Despite myriad of signs that say inflation is low, staying low, and perhaps going lower, Fed Vice Chairman Stanley Fischer is sanguine about price stability.
“Given the apparent stability of inflation expectations, there is good reason to believe that inflation will move higher as the forces holding down inflation dissipate further,” Fischer said on Saturday during a panel at the Kansas City Fed’s annual Economic Policy Symposium.
He specifically cited the University of Michigan survey of consumer expectations and the Philadelphia Fed’s survey of professional forecasters.
Fischer acknowledged the the low readings coming from popular inflations metric like the PCE price index and CPI. And he brushed off the stronger dollar while he dismissed tumbling energy prices as a “one-off.”

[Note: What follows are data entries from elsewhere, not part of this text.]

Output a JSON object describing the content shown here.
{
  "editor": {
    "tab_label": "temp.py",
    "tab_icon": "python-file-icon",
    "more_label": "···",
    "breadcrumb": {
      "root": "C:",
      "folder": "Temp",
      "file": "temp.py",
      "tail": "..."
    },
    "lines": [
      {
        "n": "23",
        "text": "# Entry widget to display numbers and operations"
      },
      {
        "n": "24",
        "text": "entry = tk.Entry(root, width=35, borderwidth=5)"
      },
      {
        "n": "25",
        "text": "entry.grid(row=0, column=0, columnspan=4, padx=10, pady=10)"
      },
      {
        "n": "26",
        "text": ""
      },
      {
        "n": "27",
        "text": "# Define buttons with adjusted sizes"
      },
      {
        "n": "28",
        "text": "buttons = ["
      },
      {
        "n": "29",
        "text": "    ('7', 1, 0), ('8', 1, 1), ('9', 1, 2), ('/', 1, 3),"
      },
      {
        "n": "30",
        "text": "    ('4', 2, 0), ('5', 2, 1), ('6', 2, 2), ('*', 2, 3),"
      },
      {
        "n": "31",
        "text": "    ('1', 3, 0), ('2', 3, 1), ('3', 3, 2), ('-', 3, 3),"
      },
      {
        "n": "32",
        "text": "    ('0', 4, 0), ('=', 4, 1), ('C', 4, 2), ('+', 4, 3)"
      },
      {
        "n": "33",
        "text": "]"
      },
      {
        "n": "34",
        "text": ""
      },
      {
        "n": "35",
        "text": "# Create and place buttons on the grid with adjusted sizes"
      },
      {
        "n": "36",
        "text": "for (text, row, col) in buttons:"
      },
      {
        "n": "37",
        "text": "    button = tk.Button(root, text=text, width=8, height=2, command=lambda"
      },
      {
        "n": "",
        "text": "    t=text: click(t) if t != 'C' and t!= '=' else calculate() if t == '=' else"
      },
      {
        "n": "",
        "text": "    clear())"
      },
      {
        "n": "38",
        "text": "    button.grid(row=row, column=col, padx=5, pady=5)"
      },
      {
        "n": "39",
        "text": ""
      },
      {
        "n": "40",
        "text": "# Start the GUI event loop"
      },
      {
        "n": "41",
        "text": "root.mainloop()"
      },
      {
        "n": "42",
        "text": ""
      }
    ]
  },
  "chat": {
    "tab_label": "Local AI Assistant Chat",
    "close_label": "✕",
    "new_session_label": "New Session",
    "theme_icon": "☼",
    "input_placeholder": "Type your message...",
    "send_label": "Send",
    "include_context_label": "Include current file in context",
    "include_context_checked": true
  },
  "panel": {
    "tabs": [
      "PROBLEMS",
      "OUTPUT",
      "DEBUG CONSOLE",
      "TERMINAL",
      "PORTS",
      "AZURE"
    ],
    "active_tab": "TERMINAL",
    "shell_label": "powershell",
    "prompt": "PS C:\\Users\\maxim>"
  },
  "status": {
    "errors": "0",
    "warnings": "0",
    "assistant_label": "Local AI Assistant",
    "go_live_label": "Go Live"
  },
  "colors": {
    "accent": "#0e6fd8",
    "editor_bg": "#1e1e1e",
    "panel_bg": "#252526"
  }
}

“Basically, Mr. Fischer is saying the stable inflation expectations provide an anchor for current and future inflation,” HSBC’s Kevin Logan said. “Though slack in the labour market is putting downward pressure on inflation, in his view, that should diminish as the labour market continues to improve. Though falling commodity prices and a strengthening USD are also putting downward pressure on inflation, these effects, too, should fade, and inflation should move back toward the Fed’s 2% target.”

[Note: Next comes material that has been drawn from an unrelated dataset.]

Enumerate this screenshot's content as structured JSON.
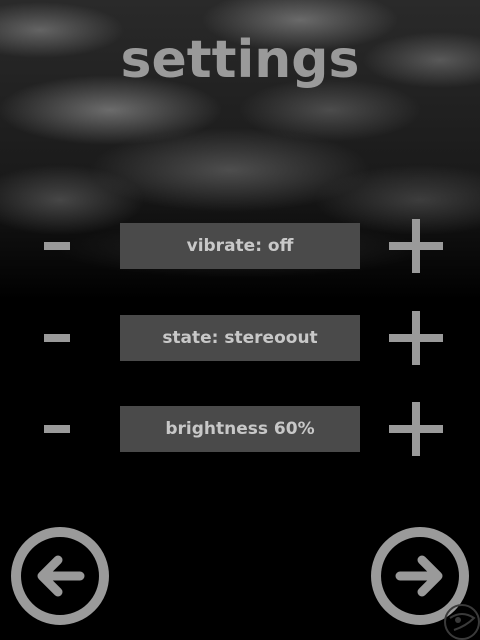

All of this supports the argument that the Fed will begin tightening monetary policy with interest rate hikes sooner than later. A rate hike from the Fed, which could come as soon as September 17, would be the first hike since June 2006.
“With inflation low, we can probably remove accommodation at a gradual pace,” Fischer added. “Yet, because monetary policy influences real activity with a substantial lag, we should not wait until inflation is back to 2% to begin tightening.”
“Mr Fischer, in a nutshell, gives the impression of being inclined towards an earlier start to the rate hiking cycle than a later one, while emphasising the gradual nature of the moves,” Societe Generale’s Kit Juckes said.